Tommy Lee Jones apparently object to this be calling a Western. On the one hand I understand, because in a way the word Western implies themes of vengeance, violence, men’s men, black and white thinking, the thrill of shoot-outs and all that. This film has much more texture than the average Western, I’ll admit, but I don’t think of the word as being pejorative, and for me it has to do more with grand vistas, characters who say little but feel much, and of course with the wildness and unpredictableness of border towns, and if you see these as the fundamental elements of Westerns, then the term fits the film perfectly.

It is hard to say what makes the difference between a film that works and one that doesn’t. Here, so many things could have gone wrong. The parts with the corpse could have been too absurd, too gross, too ridiculous (there was much laughter in those sequences, but I think it stemmed mostly from discomfort), but they manage to stay just within the bounds. Barry Pepper’s character was almost too despicable, but he was luckily given some redeeming moments too. The ending could have been a let-down, but was pitch-perfect. The entire film could have been cheap sadism, and it is very sadistic at some points, but the film rarely (in fact, only really at one particular moment) lets you enjoy seeing vengeance exacted, lets you cheer, and the true sadness of Tommy Lee Jones’ character keeps things grounded. The enotional core of the film, the friendship between these two men, is set up in just a few short sequences, but it is crucial to elevating this film above your average revenge fantasy.

Les Amants Reguliers

Both The Dreamers and Les Amants Réguliers take place in Paris, at least partly in 1968. Both films star Louis Garrel (who, by the way, is dreamy, though googling for pictures of him reveals a somewhat misguided choice of hairstyles). So, going into Les Amants Réguliers, I expected something roughly like The Dreamers.

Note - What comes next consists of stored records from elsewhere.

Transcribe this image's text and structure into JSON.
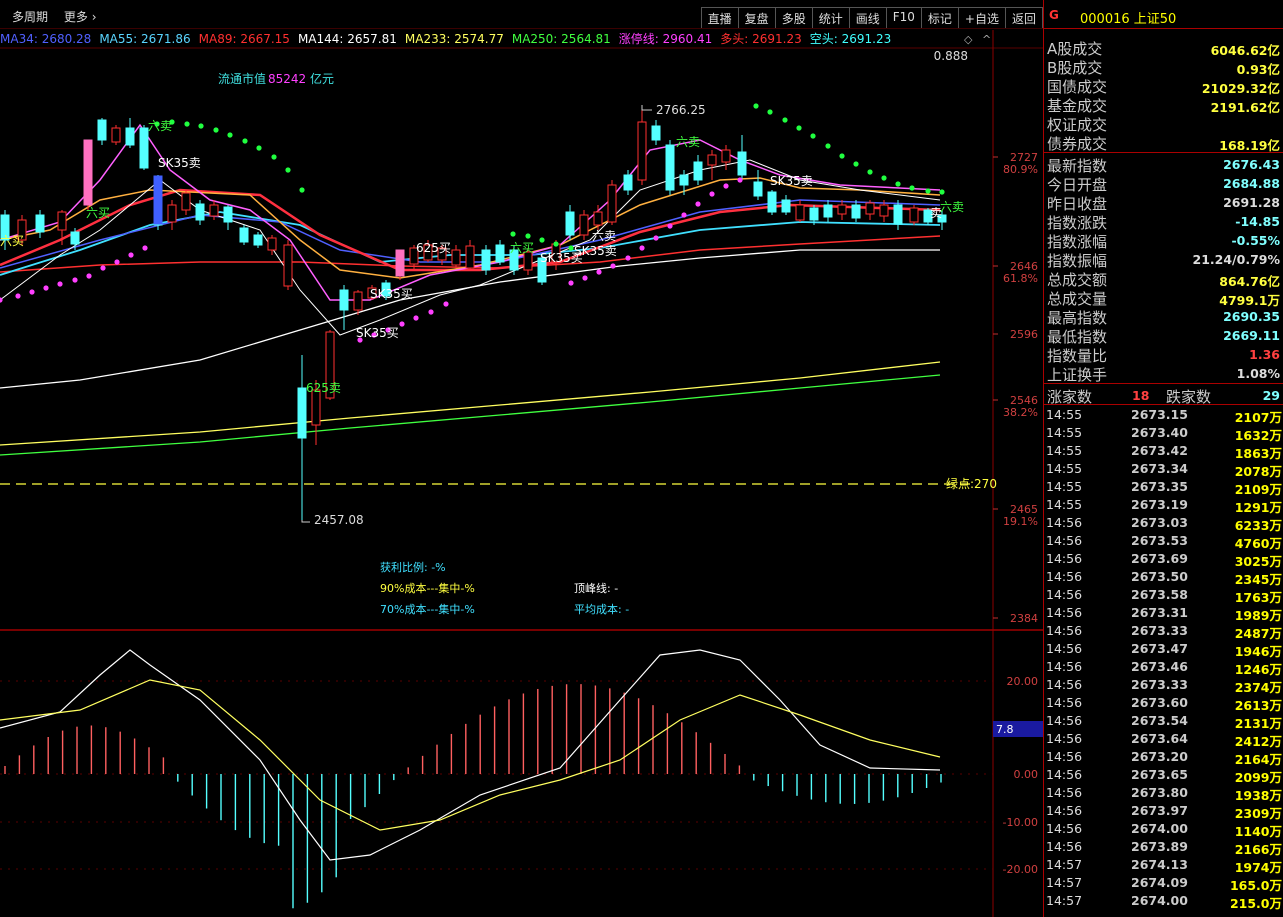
{
  "toolbar": {
    "period": "多周期",
    "more": "更多",
    "buttons": [
      "直播",
      "复盘",
      "多股",
      "统计",
      "画线",
      "F10",
      "标记",
      "+自选",
      "返回"
    ]
  },
  "ma_legend": [
    {
      "text": "MA34: 2680.28",
      "color": "#5060ff"
    },
    {
      "text": "MA55: 2671.86",
      "color": "#5ad5ff"
    },
    {
      "text": "MA89: 2667.15",
      "color": "#ff3030"
    },
    {
      "text": "MA144: 2657.81",
      "color": "#ffffff"
    },
    {
      "text": "MA233: 2574.77",
      "color": "#ffff60"
    },
    {
      "text": "MA250: 2564.81",
      "color": "#40ff40"
    },
    {
      "text": "涨停线: 2960.41",
      "color": "#ff40ff"
    },
    {
      "text": "多头: 2691.23",
      "color": "#ff3030"
    },
    {
      "text": "空头: 2691.23",
      "color": "#40ffff"
    }
  ],
  "chart": {
    "market_cap_label": "流通市值",
    "market_cap_value": "85242",
    "market_cap_unit": "亿元",
    "corner_value": "0.888",
    "high_label": "2766.25",
    "low_label": "2457.08",
    "green_point": "绿点:270",
    "price_axis": [
      {
        "v": "2727",
        "pct": "80.9%"
      },
      {
        "v": "2646",
        "pct": "61.8%"
      },
      {
        "v": "2596",
        "pct": ""
      },
      {
        "v": "2546",
        "pct": "38.2%"
      },
      {
        "v": "2465",
        "pct": "19.1%"
      },
      {
        "v": "2384",
        "pct": ""
      }
    ],
    "macd_axis": [
      "20.00",
      "0.00",
      "-10.00",
      "-20.00"
    ],
    "macd_marker": "7.8",
    "signals": [
      "六卖",
      "SK35卖",
      "六买",
      "625买",
      "SK35买",
      "六买",
      "625卖",
      "SK35买",
      "六卖",
      "SK35卖",
      "六卖",
      "卖",
      "SK35买",
      "六买",
      "SK35卖",
      "六卖"
    ],
    "chip_info": {
      "profit": "获利比例: -%",
      "c90": "90%成本---集中-%",
      "c70": "70%成本---集中-%",
      "peak": "顶峰线: -",
      "avg": "平均成本: -"
    }
  },
  "right_panel": {
    "letter": "G",
    "code": "000016 上证50",
    "stats_top": [
      {
        "k": "A股成交",
        "v": "6046.62亿",
        "c": "#ffff40"
      },
      {
        "k": "B股成交",
        "v": "0.93亿",
        "c": "#ffff40"
      },
      {
        "k": "国债成交",
        "v": "21029.32亿",
        "c": "#ffff40"
      },
      {
        "k": "基金成交",
        "v": "2191.62亿",
        "c": "#ffff40"
      },
      {
        "k": "权证成交",
        "v": "",
        "c": "#ffff40"
      },
      {
        "k": "债券成交",
        "v": "168.19亿",
        "c": "#ffff40"
      }
    ],
    "stats_mid": [
      {
        "k": "最新指数",
        "v": "2676.43",
        "c": "#80ffff"
      },
      {
        "k": "今日开盘",
        "v": "2684.88",
        "c": "#80ffff"
      },
      {
        "k": "昨日收盘",
        "v": "2691.28",
        "c": "#dddddd"
      },
      {
        "k": "指数涨跌",
        "v": "-14.85",
        "c": "#80ffff"
      },
      {
        "k": "指数涨幅",
        "v": "-0.55%",
        "c": "#80ffff"
      },
      {
        "k": "指数振幅",
        "v": "21.24/0.79%",
        "c": "#dddddd"
      },
      {
        "k": "总成交额",
        "v": "864.76亿",
        "c": "#ffff40"
      },
      {
        "k": "总成交量",
        "v": "4799.1万",
        "c": "#ffff40"
      },
      {
        "k": "最高指数",
        "v": "2690.35",
        "c": "#80ffff"
      },
      {
        "k": "最低指数",
        "v": "2669.11",
        "c": "#80ffff"
      },
      {
        "k": "指数量比",
        "v": "1.36",
        "c": "#ff4040"
      },
      {
        "k": "上证换手",
        "v": "1.08%",
        "c": "#dddddd"
      }
    ],
    "updown": {
      "up_label": "涨家数",
      "up_value": "18",
      "down_label": "跌家数",
      "down_value": "29"
    },
    "ticks": [
      [
        "14:55",
        "2673.15",
        "2107万"
      ],
      [
        "14:55",
        "2673.40",
        "1632万"
      ],
      [
        "14:55",
        "2673.42",
        "1863万"
      ],
      [
        "14:55",
        "2673.34",
        "2078万"
      ],
      [
        "14:55",
        "2673.35",
        "2109万"
      ],
      [
        "14:55",
        "2673.19",
        "1291万"
      ],
      [
        "14:56",
        "2673.03",
        "6233万"
      ],
      [
        "14:56",
        "2673.53",
        "4760万"
      ],
      [
        "14:56",
        "2673.69",
        "3025万"
      ],
      [
        "14:56",
        "2673.50",
        "2345万"
      ],
      [
        "14:56",
        "2673.58",
        "1763万"
      ],
      [
        "14:56",
        "2673.31",
        "1989万"
      ],
      [
        "14:56",
        "2673.33",
        "2487万"
      ],
      [
        "14:56",
        "2673.47",
        "1946万"
      ],
      [
        "14:56",
        "2673.46",
        "1246万"
      ],
      [
        "14:56",
        "2673.33",
        "2374万"
      ],
      [
        "14:56",
        "2673.60",
        "2613万"
      ],
      [
        "14:56",
        "2673.54",
        "2131万"
      ],
      [
        "14:56",
        "2673.64",
        "2412万"
      ],
      [
        "14:56",
        "2673.20",
        "2164万"
      ],
      [
        "14:56",
        "2673.65",
        "2099万"
      ],
      [
        "14:56",
        "2673.80",
        "1938万"
      ],
      [
        "14:56",
        "2673.97",
        "2309万"
      ],
      [
        "14:56",
        "2674.00",
        "1140万"
      ],
      [
        "14:56",
        "2673.89",
        "2166万"
      ],
      [
        "14:57",
        "2674.13",
        "1974万"
      ],
      [
        "14:57",
        "2674.09",
        "165.0万"
      ],
      [
        "14:57",
        "2674.00",
        "215.0万"
      ]
    ]
  },
  "colors": {
    "up": "#ff3030",
    "down": "#54ffff",
    "bg": "#000000",
    "grid": "#8b0000"
  }
}
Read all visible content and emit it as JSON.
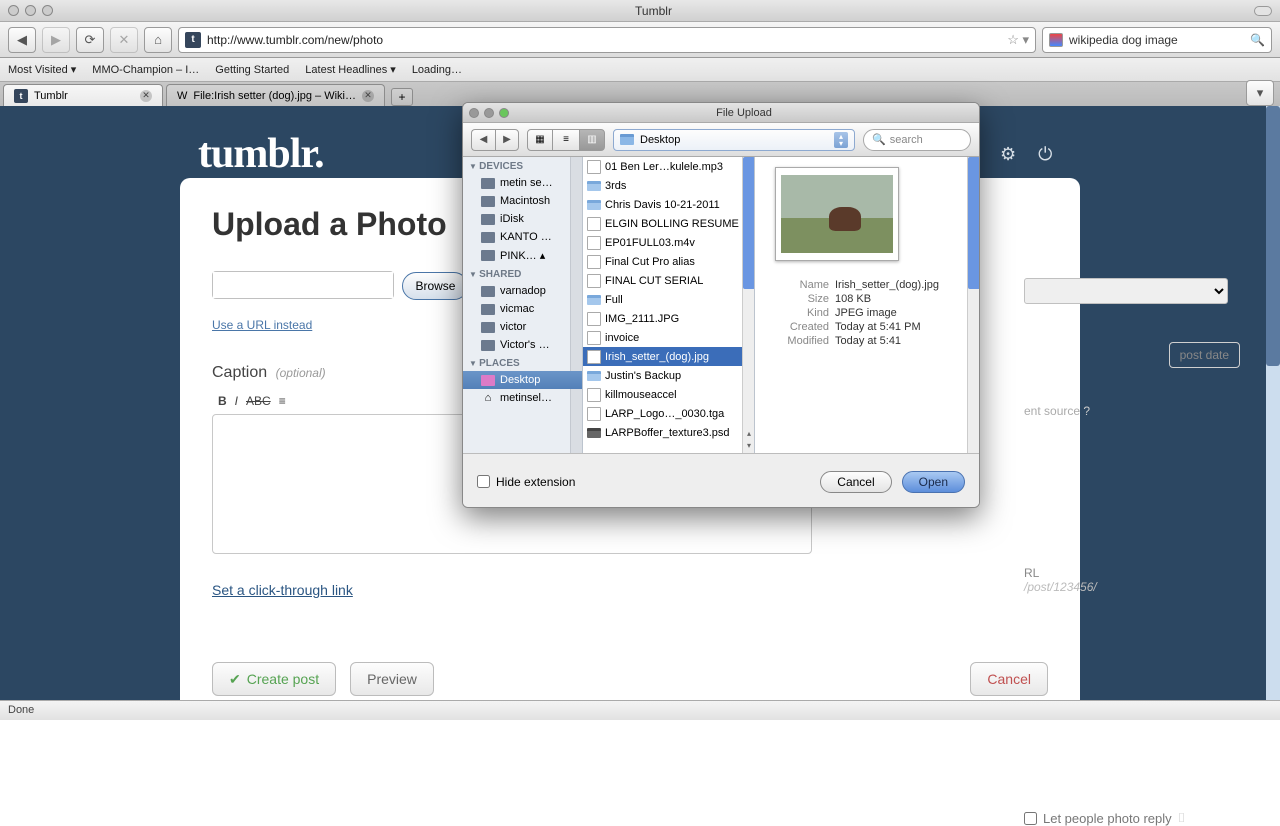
{
  "window": {
    "title": "Tumblr"
  },
  "toolbar": {
    "url": "http://www.tumblr.com/new/photo",
    "search_placeholder": "wikipedia dog image"
  },
  "bookmarks": [
    "Most Visited ▾",
    "MMO-Champion – I…",
    "Getting Started",
    "Latest Headlines ▾",
    "Loading…"
  ],
  "tabs": [
    {
      "label": "Tumblr",
      "active": true
    },
    {
      "label": "File:Irish setter (dog).jpg – Wiki…",
      "active": false
    }
  ],
  "page": {
    "logo": "tumblr.",
    "heading": "Upload a Photo",
    "browse": "Browse",
    "use_url": "Use a URL instead",
    "caption_label": "Caption",
    "optional": "(optional)",
    "click_link": "Set a click-through link",
    "create_post": "Create post",
    "preview": "Preview",
    "cancel": "Cancel",
    "post_date": "post date",
    "content_source": "ent source",
    "post_url_label": "RL",
    "post_url_path": "/post/123456/",
    "let_reply": "Let people photo reply"
  },
  "dialog": {
    "title": "File Upload",
    "location": "Desktop",
    "search_placeholder": "search",
    "sidebar": {
      "devices": {
        "label": "DEVICES",
        "items": [
          "metin se…",
          "Macintosh",
          "iDisk",
          "KANTO …",
          "PINK… ▴"
        ]
      },
      "shared": {
        "label": "SHARED",
        "items": [
          "varnadop",
          "vicmac",
          "victor",
          "Victor's …"
        ]
      },
      "places": {
        "label": "PLACES",
        "items": [
          "Desktop",
          "metinsel…"
        ]
      }
    },
    "files": [
      {
        "name": "01 Ben Ler…kulele.mp3",
        "type": "doc"
      },
      {
        "name": "3rds",
        "type": "fold",
        "children": true
      },
      {
        "name": "Chris Davis 10-21-2011",
        "type": "fold"
      },
      {
        "name": "ELGIN BOLLING RESUME",
        "type": "doc"
      },
      {
        "name": "EP01FULL03.m4v",
        "type": "doc"
      },
      {
        "name": "Final Cut Pro alias",
        "type": "doc"
      },
      {
        "name": "FINAL CUT SERIAL",
        "type": "doc"
      },
      {
        "name": "Full",
        "type": "fold",
        "children": true
      },
      {
        "name": "IMG_2111.JPG",
        "type": "doc"
      },
      {
        "name": "invoice",
        "type": "doc"
      },
      {
        "name": "Irish_setter_(dog).jpg",
        "type": "doc",
        "selected": true
      },
      {
        "name": "Justin's Backup",
        "type": "fold",
        "children": true
      },
      {
        "name": "killmouseaccel",
        "type": "doc"
      },
      {
        "name": "LARP_Logo…_0030.tga",
        "type": "doc"
      },
      {
        "name": "LARPBoffer_texture3.psd",
        "type": "fold-dark"
      }
    ],
    "preview": {
      "name_label": "Name",
      "name_value": "Irish_setter_(dog).jpg",
      "size_label": "Size",
      "size_value": "108 KB",
      "kind_label": "Kind",
      "kind_value": "JPEG image",
      "created_label": "Created",
      "created_value": "Today at 5:41 PM",
      "modified_label": "Modified",
      "modified_value": "Today at 5:41"
    },
    "hide_ext": "Hide extension",
    "cancel": "Cancel",
    "open": "Open"
  },
  "status": "Done"
}
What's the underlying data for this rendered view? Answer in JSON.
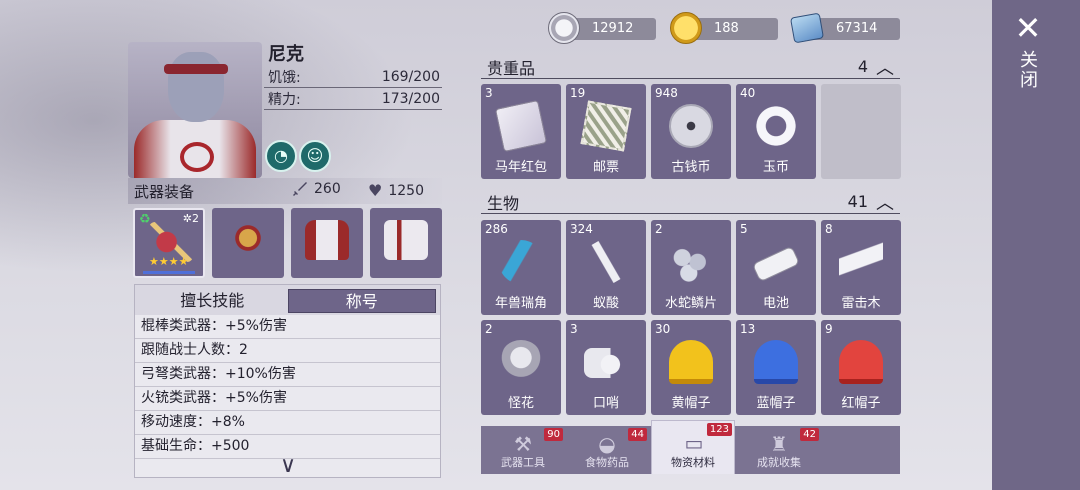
{
  "character": {
    "name": "尼克",
    "stats": [
      {
        "label": "饥饿:",
        "value": "169/200"
      },
      {
        "label": "精力:",
        "value": "173/200"
      }
    ]
  },
  "equipment": {
    "title": "武器装备",
    "attack": "260",
    "defense": "1250",
    "slots": [
      {
        "name": "weapon",
        "badge": "2",
        "stars": "★★★★"
      },
      {
        "name": "accessory"
      },
      {
        "name": "armor"
      },
      {
        "name": "pants"
      }
    ]
  },
  "skills": {
    "tabs": [
      "擅长技能",
      "称号"
    ],
    "active_tab": 1,
    "rows": [
      "棍棒类武器：+5%伤害",
      "跟随战士人数：2",
      "弓弩类武器：+10%伤害",
      "火铳类武器：+5%伤害",
      "移动速度：+8%",
      "基础生命：+500"
    ]
  },
  "currencies": [
    {
      "icon": "silver-coins-icon",
      "value": "12912"
    },
    {
      "icon": "gold-coin-icon",
      "value": "188"
    },
    {
      "icon": "cash-icon",
      "value": "67314"
    }
  ],
  "inventory": {
    "valuables": {
      "title": "贵重品",
      "count": "4",
      "items": [
        {
          "qty": "3",
          "label": "马年红包",
          "icon": "red-envelope-icon"
        },
        {
          "qty": "19",
          "label": "邮票",
          "icon": "stamp-icon"
        },
        {
          "qty": "948",
          "label": "古钱币",
          "icon": "ancient-coin-icon"
        },
        {
          "qty": "40",
          "label": "玉币",
          "icon": "jade-coin-icon"
        }
      ]
    },
    "creatures": {
      "title": "生物",
      "count": "41",
      "items": [
        {
          "qty": "286",
          "label": "年兽瑞角",
          "icon": "horn-icon"
        },
        {
          "qty": "324",
          "label": "蚁酸",
          "icon": "ant-icon"
        },
        {
          "qty": "2",
          "label": "水蛇鳞片",
          "icon": "scale-icon"
        },
        {
          "qty": "5",
          "label": "电池",
          "icon": "battery-icon"
        },
        {
          "qty": "8",
          "label": "雷击木",
          "icon": "lightning-wood-icon"
        },
        {
          "qty": "2",
          "label": "怪花",
          "icon": "strange-flower-icon"
        },
        {
          "qty": "3",
          "label": "口哨",
          "icon": "whistle-icon"
        },
        {
          "qty": "30",
          "label": "黄帽子",
          "icon": "yellow-helmet-icon"
        },
        {
          "qty": "13",
          "label": "蓝帽子",
          "icon": "blue-helmet-icon"
        },
        {
          "qty": "9",
          "label": "红帽子",
          "icon": "red-helmet-icon"
        }
      ]
    }
  },
  "bottom_tabs": [
    {
      "label": "武器工具",
      "badge": "90",
      "icon": "axe-icon"
    },
    {
      "label": "食物药品",
      "badge": "44",
      "icon": "food-icon"
    },
    {
      "label": "物资材料",
      "badge": "123",
      "icon": "materials-icon"
    },
    {
      "label": "成就收集",
      "badge": "42",
      "icon": "trophy-icon"
    }
  ],
  "active_bottom_tab": 2,
  "close": {
    "label": "关闭"
  }
}
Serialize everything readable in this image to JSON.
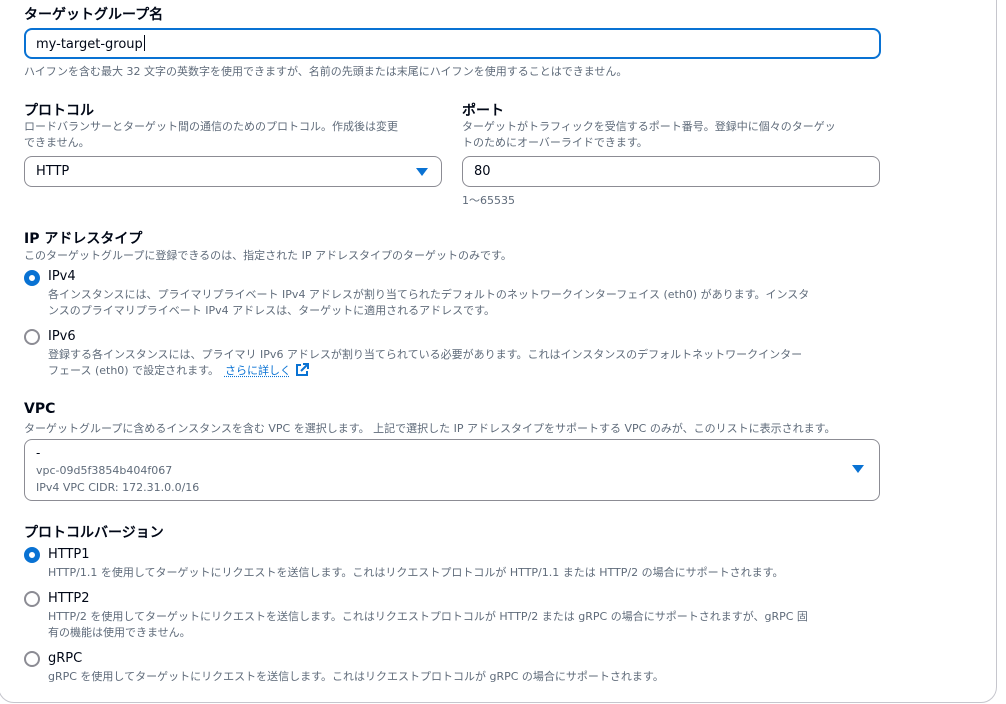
{
  "target_group_name": {
    "label": "ターゲットグループ名",
    "value": "my-target-group",
    "hint": "ハイフンを含む最大 32 文字の英数字を使用できますが、名前の先頭または末尾にハイフンを使用することはできません。"
  },
  "protocol": {
    "label": "プロトコル",
    "desc_line1": "ロードバランサーとターゲット間の通信のためのプロトコル。作成後は変更",
    "desc_line2": "できません。",
    "selected": "HTTP"
  },
  "port": {
    "label": "ポート",
    "desc_line1": "ターゲットがトラフィックを受信するポート番号。登録中に個々のターゲッ",
    "desc_line2": "トのためにオーバーライドできます。",
    "value": "80",
    "range_hint": "1〜65535"
  },
  "ip_address_type": {
    "label": "IP アドレスタイプ",
    "desc": "このターゲットグループに登録できるのは、指定された IP アドレスタイプのターゲットのみです。",
    "options": [
      {
        "label": "IPv4",
        "selected": true,
        "desc_line1": "各インスタンスには、プライマリプライベート IPv4 アドレスが割り当てられたデフォルトのネットワークインターフェイス (eth0) があります。インスタ",
        "desc_line2": "ンスのプライマリプライベート IPv4 アドレスは、ターゲットに適用されるアドレスです。"
      },
      {
        "label": "IPv6",
        "selected": false,
        "desc_line1": "登録する各インスタンスには、プライマリ IPv6 アドレスが割り当てられている必要があります。これはインスタンスのデフォルトネットワークインター",
        "desc_line2": "フェース (eth0) で設定されます。",
        "link": "さらに詳しく"
      }
    ]
  },
  "vpc": {
    "label": "VPC",
    "desc": "ターゲットグループに含めるインスタンスを含む VPC を選択します。 上記で選択した IP アドレスタイプをサポートする VPC のみが、このリストに表示されます。",
    "selected_name": "-",
    "selected_id": "vpc-09d5f3854b404f067",
    "selected_cidr": "IPv4 VPC CIDR: 172.31.0.0/16"
  },
  "protocol_version": {
    "label": "プロトコルバージョン",
    "options": [
      {
        "label": "HTTP1",
        "selected": true,
        "desc_line1": "HTTP/1.1 を使用してターゲットにリクエストを送信します。これはリクエストプロトコルが HTTP/1.1 または HTTP/2 の場合にサポートされます。",
        "desc_line2": ""
      },
      {
        "label": "HTTP2",
        "selected": false,
        "desc_line1": "HTTP/2 を使用してターゲットにリクエストを送信します。これはリクエストプロトコルが HTTP/2 または gRPC の場合にサポートされますが、gRPC 固",
        "desc_line2": "有の機能は使用できません。"
      },
      {
        "label": "gRPC",
        "selected": false,
        "desc_line1": "gRPC を使用してターゲットにリクエストを送信します。これはリクエストプロトコルが gRPC の場合にサポートされます。",
        "desc_line2": ""
      }
    ]
  },
  "colors": {
    "accent": "#0972d3",
    "text": "#000716",
    "secondary_text": "#5f6b7a",
    "border": "#8c8c94"
  }
}
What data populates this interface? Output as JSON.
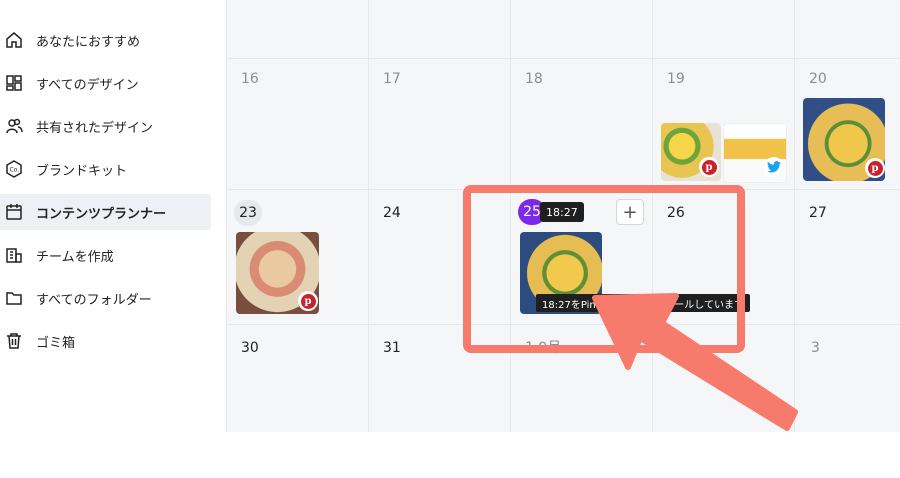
{
  "sidebar": {
    "items": [
      {
        "label": "あなたにおすすめ",
        "icon": "home-icon"
      },
      {
        "label": "すべてのデザイン",
        "icon": "grid-icon"
      },
      {
        "label": "共有されたデザイン",
        "icon": "shared-users-icon"
      },
      {
        "label": "ブランドキット",
        "icon": "brand-kit-icon"
      },
      {
        "label": "コンテンツプランナー",
        "icon": "calendar-icon",
        "active": true
      },
      {
        "label": "チームを作成",
        "icon": "building-icon"
      },
      {
        "label": "すべてのフォルダー",
        "icon": "folder-icon"
      },
      {
        "label": "ゴミ箱",
        "icon": "trash-icon"
      }
    ]
  },
  "calendar": {
    "week2": [
      "16",
      "17",
      "18",
      "19",
      "20"
    ],
    "week3": [
      "23",
      "24",
      "25",
      "26",
      "27"
    ],
    "week4": [
      "30",
      "31",
      "1 9月",
      "",
      "3"
    ],
    "tooltip_time": "18:27",
    "scheduled_label": "18:27をPinterestにスケジュールしています",
    "brand_mark": "Co.",
    "plus_label": "+"
  },
  "colors": {
    "accent": "#7d2ae8",
    "pinterest": "#c8232c",
    "twitter": "#1da1f2",
    "highlight": "#f77b6d"
  }
}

There’s a pretty good chain of DVD stores in the Netherlands called “DVD Valley”, good in great part because they sort their films by genre, and not alphabetically. Two of the genres they have are “Arthouse” and “Arthouse light”. The Dreamers definitely fits under the arthouse light category, despite all the full frontal nudity. Les Amants Réguliers? Far out in the hardcore arthouse field. And you know what? I kinda really liked it. To put it more precisely: it reminded me of what film can do, reminded me that indie films aren’t just be about a slower pace or quirkier characters, but that true arthouse films can be an entirely different experience from traditional narrative film.

This is a black and white film with barely the outline of a plot which nonetheless manages to be three hours long, with long almost static takes in which little happens, only scatterings any background music in the first half, and characters with no clear personality traits. I understand entirely if it sounds like torture to sit through it.

The film gets to the Paris riots pretty soon, long before it gets to any part involving lovers, in any case. Molotov cocktails and police charges. Sounds exciting? Not really. There is only extremely long take showing people throwing Molotov cocktail after the other at a burning car, with a few people in the foreground with helmets on watching impassively, a girl with a similar helmet kissing a guy, the main character crouching on the ground, standing up, crouching again. They move a car, throw it on its side as a barricade.

This sequence is crucial in the film, I believe, because it allows you to let go. It was during this passage that I stopped trying to make sense of things, look for the usual signs of narrative, stopped registering everything so precisely. It’s when I stopped watching the film to much and just let myself be carried away. And I love that, especially in the cinema, just letting you forget yourself for a moment (and I’ll admit, in one very slow passage, close my eyes for a few seconds). It’s why I loved La Dolce Vita and 8 1/2, though this film was far from Fellini’s level, the individual passages much less fascinating, the artistic vision much less clear, and, to be honest, the characters a little generic. Interchangeable, even, at points. Despite these failings, the film took me somewhere else for a few hours, somewhere a lot less glamorous than I like imagining it, but in a way that I had somehow managed to forget existed.